I like this reflection from the author Thomas Cole........

 

"The mighty spectacle, mysterious and dark, opens beneath the eye more like some awful dream than an earthly reality -- a vision of the valley and shadow of death.... As I mused upon its great circumference, I seemed to be sounding the depth of some volcanic crater, where fires, long extinguished, had left the ribbed and blasted rocks to the wild flowers and ivy."

 

 

Yes, yes. And for dozen centuries the ruined Colosseum nurtured "the wild flowers and ivy" brought from African in the cages and bellies of the beasts that would entertain.
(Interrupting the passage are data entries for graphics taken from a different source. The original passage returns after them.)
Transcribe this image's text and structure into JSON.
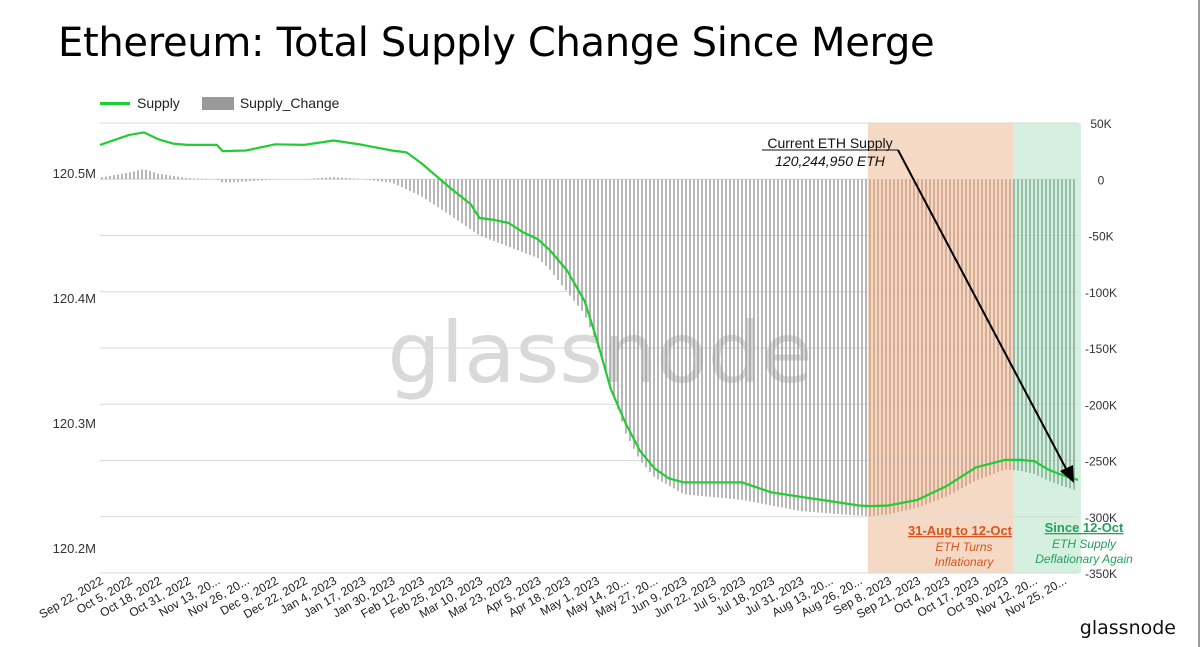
{
  "title": "Ethereum: Total Supply Change Since Merge",
  "brand": "glassnode",
  "watermark": "glassnode",
  "colors": {
    "supply_line": "#22cc33",
    "supply_change": "#999999",
    "inflationary_zone": "#f5d9c4",
    "inflationary_bars": "#c99a80",
    "deflationary_zone": "#d5f0de",
    "deflationary_bars": "#7aa88e",
    "grid": "#d9d9d9",
    "inflation_text": "#d9541e",
    "deflation_text": "#23a15c"
  },
  "chart_data": {
    "type": "line",
    "legend": {
      "position": "top-left",
      "items": [
        "Supply",
        "Supply_Change"
      ]
    },
    "x_ticks": [
      "Sep 22, 2022",
      "Oct 5, 2022",
      "Oct 18, 2022",
      "Oct 31, 2022",
      "Nov 13, 20...",
      "Nov 26, 20...",
      "Dec 9, 2022",
      "Dec 22, 2022",
      "Jan 4, 2023",
      "Jan 17, 2023",
      "Jan 30, 2023",
      "Feb 12, 2023",
      "Feb 25, 2023",
      "Mar 10, 2023",
      "Mar 23, 2023",
      "Apr 5, 2023",
      "Apr 18, 2023",
      "May 1, 2023",
      "May 14, 20...",
      "May 27, 20...",
      "Jun 9, 2023",
      "Jun 22, 2023",
      "Jul 5, 2023",
      "Jul 18, 2023",
      "Jul 31, 2023",
      "Aug 13, 20...",
      "Aug 26, 20...",
      "Sep 8, 2023",
      "Sep 21, 2023",
      "Oct 4, 2023",
      "Oct 17, 2023",
      "Oct 30, 2023",
      "Nov 12, 20...",
      "Nov 25, 20..."
    ],
    "y_left": {
      "label": "",
      "ticks": [
        "120.5M",
        "120.4M",
        "120.3M",
        "120.2M"
      ],
      "tick_values": [
        120.5,
        120.4,
        120.3,
        120.2
      ],
      "range": [
        120.18,
        120.54
      ]
    },
    "y_right": {
      "label": "",
      "ticks": [
        "50K",
        "0",
        "-50K",
        "-100K",
        "-150K",
        "-200K",
        "-250K",
        "-300K",
        "-350K"
      ],
      "tick_values": [
        50000,
        0,
        -50000,
        -100000,
        -150000,
        -200000,
        -250000,
        -300000,
        -350000
      ],
      "range": [
        -350000,
        50000
      ]
    },
    "grid": true,
    "series": [
      {
        "name": "Supply",
        "axis": "left",
        "note": "values in millions ETH, indexed by x-tick position",
        "points": [
          [
            0,
            120.5225
          ],
          [
            0.5,
            120.5265
          ],
          [
            1,
            120.5305
          ],
          [
            1.5,
            120.5325
          ],
          [
            2,
            120.527
          ],
          [
            2.5,
            120.5235
          ],
          [
            3,
            120.5225
          ],
          [
            3.5,
            120.5225
          ],
          [
            4,
            120.5225
          ],
          [
            4.2,
            120.5175
          ],
          [
            5,
            120.518
          ],
          [
            6,
            120.523
          ],
          [
            7,
            120.5225
          ],
          [
            8,
            120.526
          ],
          [
            9,
            120.5225
          ],
          [
            10,
            120.518
          ],
          [
            10.5,
            120.5165
          ],
          [
            11,
            120.508
          ],
          [
            11.5,
            120.498
          ],
          [
            12,
            120.488
          ],
          [
            12.7,
            120.475
          ],
          [
            13,
            120.464
          ],
          [
            13.5,
            120.4625
          ],
          [
            14,
            120.46
          ],
          [
            14.5,
            120.4525
          ],
          [
            15,
            120.447
          ],
          [
            15.4,
            120.4385
          ],
          [
            16,
            120.422
          ],
          [
            16.6,
            120.3975
          ],
          [
            17,
            120.368
          ],
          [
            17.5,
            120.327
          ],
          [
            18,
            120.3
          ],
          [
            18.5,
            120.2775
          ],
          [
            19,
            120.2635
          ],
          [
            19.5,
            120.2555
          ],
          [
            20,
            120.2525
          ],
          [
            21,
            120.2525
          ],
          [
            22,
            120.2525
          ],
          [
            22.5,
            120.2485
          ],
          [
            23,
            120.2445
          ],
          [
            24,
            120.241
          ],
          [
            25,
            120.2375
          ],
          [
            26,
            120.234
          ],
          [
            26.4,
            120.2335
          ],
          [
            27,
            120.234
          ],
          [
            28,
            120.2385
          ],
          [
            29,
            120.2495
          ],
          [
            30,
            120.2645
          ],
          [
            31,
            120.2705
          ],
          [
            31.5,
            120.2705
          ],
          [
            32,
            120.2695
          ],
          [
            32.5,
            120.2625
          ],
          [
            33,
            120.258
          ],
          [
            33.5,
            120.2545
          ]
        ]
      },
      {
        "name": "Supply_Change",
        "axis": "right",
        "note": "cumulative change in ETH (bars), indexed by x-tick position",
        "points": [
          [
            0,
            1500
          ],
          [
            1,
            6000
          ],
          [
            1.5,
            9000
          ],
          [
            2,
            5000
          ],
          [
            3,
            1000
          ],
          [
            4,
            0
          ],
          [
            4.2,
            -3000
          ],
          [
            5,
            -2000
          ],
          [
            6,
            0
          ],
          [
            7,
            0
          ],
          [
            8,
            2000
          ],
          [
            9,
            0
          ],
          [
            10,
            -3000
          ],
          [
            11,
            -15000
          ],
          [
            12,
            -32000
          ],
          [
            13,
            -50000
          ],
          [
            14,
            -60000
          ],
          [
            15,
            -70000
          ],
          [
            15.4,
            -80000
          ],
          [
            16,
            -100000
          ],
          [
            16.6,
            -120000
          ],
          [
            17,
            -145000
          ],
          [
            17.5,
            -185000
          ],
          [
            18,
            -225000
          ],
          [
            18.5,
            -250000
          ],
          [
            19,
            -265000
          ],
          [
            20,
            -280000
          ],
          [
            22,
            -285000
          ],
          [
            23,
            -290000
          ],
          [
            24,
            -295000
          ],
          [
            25,
            -297000
          ],
          [
            26,
            -299000
          ],
          [
            26.4,
            -299500
          ],
          [
            27,
            -298000
          ],
          [
            28,
            -292000
          ],
          [
            29,
            -282000
          ],
          [
            30,
            -268000
          ],
          [
            31,
            -258000
          ],
          [
            31.5,
            -259000
          ],
          [
            32,
            -262000
          ],
          [
            32.5,
            -268000
          ],
          [
            33,
            -273000
          ],
          [
            33.5,
            -277000
          ]
        ]
      }
    ],
    "shaded_regions": [
      {
        "x_start": 26.3,
        "x_end": 31.3,
        "label": "inflationary"
      },
      {
        "x_start": 31.3,
        "x_end": 33.6,
        "label": "deflationary"
      }
    ]
  },
  "annotations": {
    "current_supply": {
      "title": "Current ETH Supply",
      "value": "120,244,950 ETH"
    },
    "inflationary": {
      "title": "31-Aug to 12-Oct",
      "line1": "ETH Turns",
      "line2": "Inflationary"
    },
    "deflationary": {
      "title": "Since 12-Oct",
      "line1": "ETH Supply",
      "line2": "Deflationary Again"
    }
  }
}
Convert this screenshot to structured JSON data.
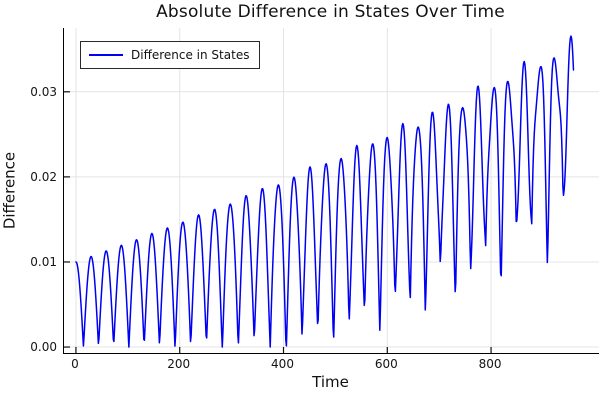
{
  "chart_data": {
    "type": "line",
    "title": "Absolute Difference in States Over Time",
    "xlabel": "Time",
    "ylabel": "Difference",
    "grid": true,
    "legend_position": "top-left",
    "xlim": [
      -23,
      1008
    ],
    "ylim": [
      -0.0007,
      0.0375
    ],
    "xticks": [
      {
        "value": 0,
        "label": "0"
      },
      {
        "value": 200,
        "label": "200"
      },
      {
        "value": 400,
        "label": "400"
      },
      {
        "value": 600,
        "label": "600"
      },
      {
        "value": 800,
        "label": "800"
      }
    ],
    "yticks": [
      {
        "value": 0.0,
        "label": "0.00"
      },
      {
        "value": 0.01,
        "label": "0.01"
      },
      {
        "value": 0.02,
        "label": "0.02"
      },
      {
        "value": 0.03,
        "label": "0.03"
      }
    ],
    "series": [
      {
        "name": "Difference in States",
        "color": "#0000f2",
        "line_width": 1.5,
        "description": "Rectified oscillation (~32 arches, period ~30 time units). Starts at 0.01, early arches swing 0 to 0.01; upper envelope grows to ~0.036 by t=960; lower envelope lifts off 0 after t~400 reaching ~0.017; late cycles show secondary wiggles.",
        "oscillation_period": 30,
        "start_value": 0.01,
        "upper_envelope": [
          [
            0,
            0.01
          ],
          [
            200,
            0.0145
          ],
          [
            400,
            0.0195
          ],
          [
            600,
            0.025
          ],
          [
            800,
            0.0305
          ],
          [
            960,
            0.036
          ]
        ],
        "lower_envelope": [
          [
            0,
            0.0
          ],
          [
            400,
            0.0
          ],
          [
            500,
            0.002
          ],
          [
            600,
            0.004
          ],
          [
            700,
            0.007
          ],
          [
            800,
            0.01
          ],
          [
            960,
            0.017
          ]
        ],
        "generator": {
          "t_start": 0,
          "t_end": 960,
          "dt": 1.2,
          "omega": 0.1051,
          "phase_mod_amp": 0.35,
          "phase_mod_freq": 0.009,
          "peak_env_poly": [
            0.01,
            2.2e-05,
            4.5e-09
          ],
          "floor_start": 400,
          "floor_coeff": 2.9e-05,
          "wiggle_amp": 0.005,
          "wiggle_freq": 0.35,
          "wiggle_phase": 0.8,
          "clamp_min": 0,
          "clamp_max": 0.0368
        }
      }
    ]
  },
  "colors": {
    "background": "#ffffff",
    "grid": "#e4e4e4",
    "axis": "#000000",
    "tick": "#101010",
    "text": "#111111"
  }
}
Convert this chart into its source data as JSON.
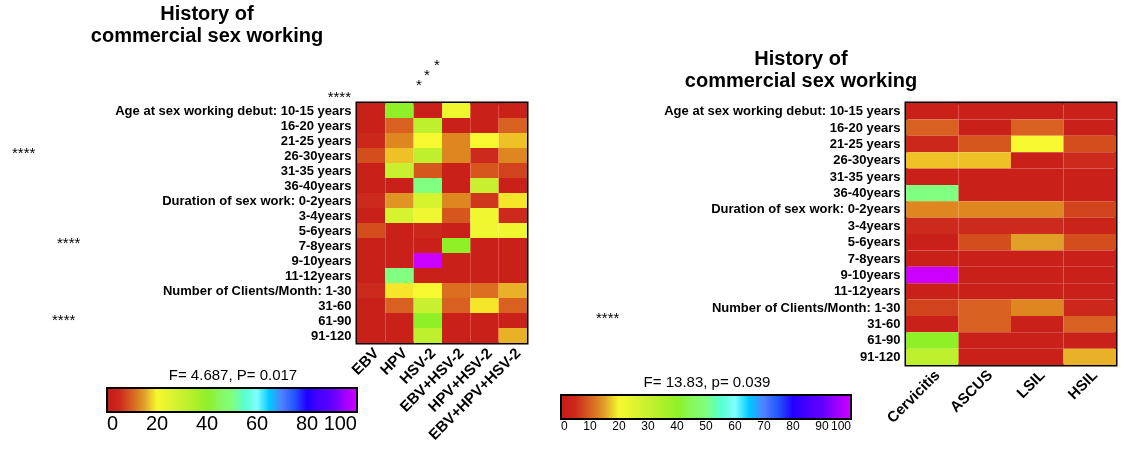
{
  "chart_data": [
    {
      "type": "heatmap",
      "title": "History of commercial sex working",
      "categories": [
        "EBV",
        "HPV",
        "HSV-2",
        "EBV+HSV-2",
        "HPV+HSV-2",
        "EBV+HPV+HSV-2"
      ],
      "y_categories": [
        "Age at sex working debut:  10-15 years",
        "16-20 years",
        "21-25 years",
        "26-30years",
        "31-35 years",
        "36-40years",
        "Duration of sex work:   0-2years",
        "3-4years",
        "5-6years",
        "7-8years",
        "9-10years",
        "11-12years",
        "Number of Clients/Month:    1-30",
        "31-60",
        "61-90",
        "91-120"
      ],
      "cells": [
        [
          2,
          40,
          2,
          22,
          2,
          2
        ],
        [
          2,
          10,
          32,
          2,
          2,
          10
        ],
        [
          4,
          13,
          20,
          13,
          20,
          17
        ],
        [
          8,
          17,
          32,
          13,
          5,
          13
        ],
        [
          2,
          30,
          9,
          2,
          9,
          7
        ],
        [
          2,
          2,
          50,
          2,
          30,
          2
        ],
        [
          5,
          14,
          27,
          13,
          6,
          19
        ],
        [
          2,
          27,
          22,
          9,
          22,
          5
        ],
        [
          8,
          2,
          4,
          2,
          22,
          22
        ],
        [
          2,
          2,
          2,
          40,
          2,
          2
        ],
        [
          2,
          2,
          100,
          2,
          2,
          2
        ],
        [
          2,
          50,
          2,
          2,
          2,
          2
        ],
        [
          5,
          19,
          20,
          11,
          11,
          16
        ],
        [
          2,
          10,
          30,
          10,
          19,
          10
        ],
        [
          2,
          2,
          40,
          2,
          2,
          2
        ],
        [
          2,
          2,
          32,
          2,
          2,
          16
        ]
      ],
      "clim": [
        0,
        100
      ],
      "cticks": [
        0,
        20,
        40,
        60,
        80,
        100
      ],
      "annotations": [
        "****",
        "****",
        "****",
        "****",
        "*",
        "*",
        "*",
        "F= 4.687, P= 0.017"
      ]
    },
    {
      "type": "heatmap",
      "title": "History of commercial sex working",
      "categories": [
        "Cervicitis",
        "ASCUS",
        "LSIL",
        "HSIL"
      ],
      "y_categories": [
        "Age at sex working debut: 10-15 years",
        "16-20 years",
        "21-25 years",
        "26-30years",
        "31-35 years",
        "36-40years",
        "Duration of sex work: 0-2years",
        "3-4years",
        "5-6years",
        "7-8years",
        "9-10years",
        "11-12years",
        "Number of Clients/Month: 1-30",
        "31-60",
        "61-90",
        "91-120"
      ],
      "cells": [
        [
          2,
          2,
          2,
          2
        ],
        [
          10,
          2,
          10,
          2
        ],
        [
          4,
          9,
          20,
          8
        ],
        [
          17,
          17,
          2,
          5
        ],
        [
          2,
          2,
          2,
          2
        ],
        [
          50,
          2,
          2,
          2
        ],
        [
          13,
          13,
          13,
          7
        ],
        [
          5,
          5,
          5,
          3
        ],
        [
          2,
          8,
          15,
          8
        ],
        [
          2,
          2,
          2,
          2
        ],
        [
          100,
          2,
          2,
          2
        ],
        [
          2,
          2,
          2,
          2
        ],
        [
          7,
          10,
          13,
          4
        ],
        [
          2,
          10,
          2,
          10
        ],
        [
          40,
          2,
          2,
          2
        ],
        [
          32,
          2,
          2,
          16
        ]
      ],
      "clim": [
        0,
        100
      ],
      "cticks": [
        0,
        10,
        20,
        30,
        40,
        50,
        60,
        70,
        80,
        90,
        100
      ],
      "annotations": [
        "****",
        "F= 13.83, p= 0.039"
      ]
    }
  ]
}
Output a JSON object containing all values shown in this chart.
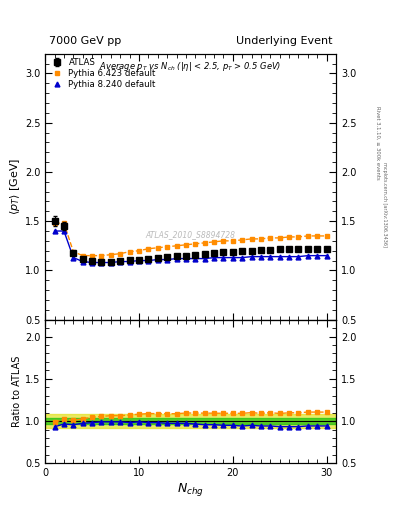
{
  "title_left": "7000 GeV pp",
  "title_right": "Underlying Event",
  "plot_title": "Average $p_T$ vs $N_{ch}$ ($|\\eta|$ < 2.5, $p_T$ > 0.5 GeV)",
  "ylabel_main": "$\\langle p_T \\rangle$ [GeV]",
  "ylabel_ratio": "Ratio to ATLAS",
  "xlabel": "$N_{chg}$",
  "right_label_top": "Rivet 3.1.10, ≥ 300k events",
  "right_label_bot": "mcplots.cern.ch [arXiv:1306.3436]",
  "watermark": "ATLAS_2010_S8894728",
  "ylim_main": [
    0.5,
    3.2
  ],
  "ylim_ratio": [
    0.5,
    2.2
  ],
  "atlas_x": [
    1,
    2,
    3,
    4,
    5,
    6,
    7,
    8,
    9,
    10,
    11,
    12,
    13,
    14,
    15,
    16,
    17,
    18,
    19,
    20,
    21,
    22,
    23,
    24,
    25,
    26,
    27,
    28,
    29,
    30
  ],
  "atlas_y": [
    1.5,
    1.45,
    1.18,
    1.12,
    1.1,
    1.09,
    1.09,
    1.1,
    1.11,
    1.11,
    1.12,
    1.13,
    1.14,
    1.15,
    1.15,
    1.16,
    1.17,
    1.18,
    1.19,
    1.19,
    1.2,
    1.2,
    1.21,
    1.21,
    1.22,
    1.22,
    1.22,
    1.22,
    1.22,
    1.22
  ],
  "atlas_yerr": [
    0.05,
    0.04,
    0.02,
    0.015,
    0.01,
    0.01,
    0.01,
    0.01,
    0.01,
    0.01,
    0.01,
    0.01,
    0.01,
    0.01,
    0.01,
    0.01,
    0.01,
    0.01,
    0.01,
    0.01,
    0.01,
    0.01,
    0.01,
    0.01,
    0.01,
    0.01,
    0.01,
    0.01,
    0.01,
    0.01
  ],
  "pythia6_x": [
    1,
    2,
    3,
    4,
    5,
    6,
    7,
    8,
    9,
    10,
    11,
    12,
    13,
    14,
    15,
    16,
    17,
    18,
    19,
    20,
    21,
    22,
    23,
    24,
    25,
    26,
    27,
    28,
    29,
    30
  ],
  "pythia6_y": [
    1.48,
    1.48,
    1.19,
    1.15,
    1.15,
    1.15,
    1.16,
    1.17,
    1.19,
    1.2,
    1.22,
    1.23,
    1.24,
    1.25,
    1.26,
    1.27,
    1.28,
    1.29,
    1.3,
    1.3,
    1.31,
    1.32,
    1.32,
    1.33,
    1.33,
    1.34,
    1.34,
    1.35,
    1.35,
    1.35
  ],
  "pythia8_x": [
    1,
    2,
    3,
    4,
    5,
    6,
    7,
    8,
    9,
    10,
    11,
    12,
    13,
    14,
    15,
    16,
    17,
    18,
    19,
    20,
    21,
    22,
    23,
    24,
    25,
    26,
    27,
    28,
    29,
    30
  ],
  "pythia8_y": [
    1.4,
    1.4,
    1.13,
    1.09,
    1.08,
    1.08,
    1.08,
    1.09,
    1.09,
    1.1,
    1.1,
    1.11,
    1.11,
    1.12,
    1.12,
    1.12,
    1.12,
    1.13,
    1.13,
    1.13,
    1.13,
    1.14,
    1.14,
    1.14,
    1.14,
    1.14,
    1.14,
    1.15,
    1.15,
    1.15
  ],
  "atlas_color": "#000000",
  "pythia6_color": "#ff8c00",
  "pythia8_color": "#0000cc",
  "band_yellow": "#dddd00",
  "band_green": "#00bb00",
  "legend_labels": [
    "ATLAS",
    "Pythia 6.423 default",
    "Pythia 8.240 default"
  ]
}
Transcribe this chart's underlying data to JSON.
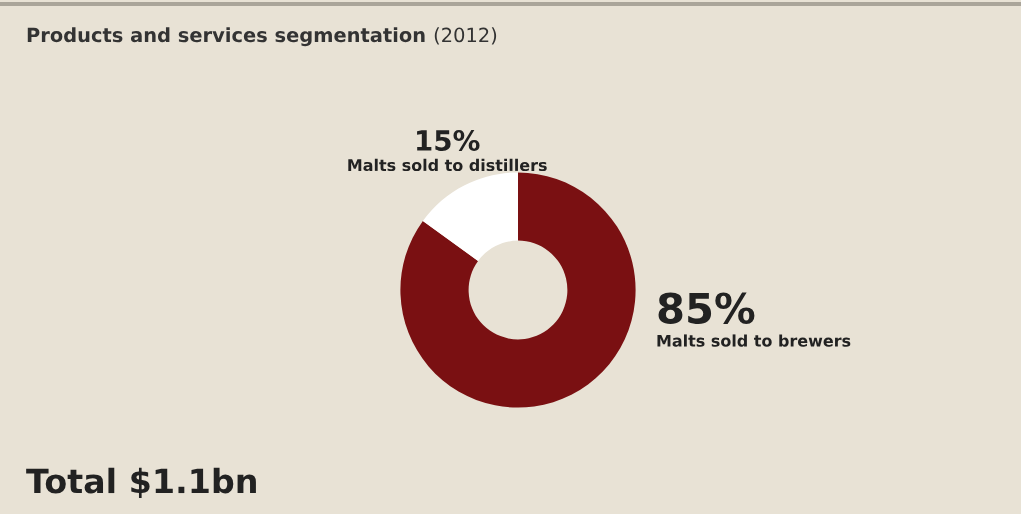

Domenico Panaroli made an illustrated study of the flora of the amphitheatre's floor before it was removed.

 

http://www.newworldencyclopedia.org/entry/Colosseum#Flora

 

"The Colosseum has a wide and well-documented history of flora, ever since Domenico Panaroli made the first catalog of its plants in 1643. Since then, 684 species have been identified there. The peak was in 1855 (420 species). Attempts were made in 1871 to eradicate the vegetation, due to concerns over the damage that was being caused to the masonry, but much of it has returned. Today, 242 species have been counted, and of the species first identified by Panaroli, 200 remain.

 

The variation of plants can be explained by the change of climate in Rome through the centuries. Additionally, bird migration, flower blooming, and the growth of Rome that caused the Colosseum to become embedded within the modern city center rather than on the outskirts of the ancient city, as well as the deliberate transport of species, are all contributing causes. One other romantic reason often given is that their seeds being unwittingly transported on the animals brought there from all corners of the empire."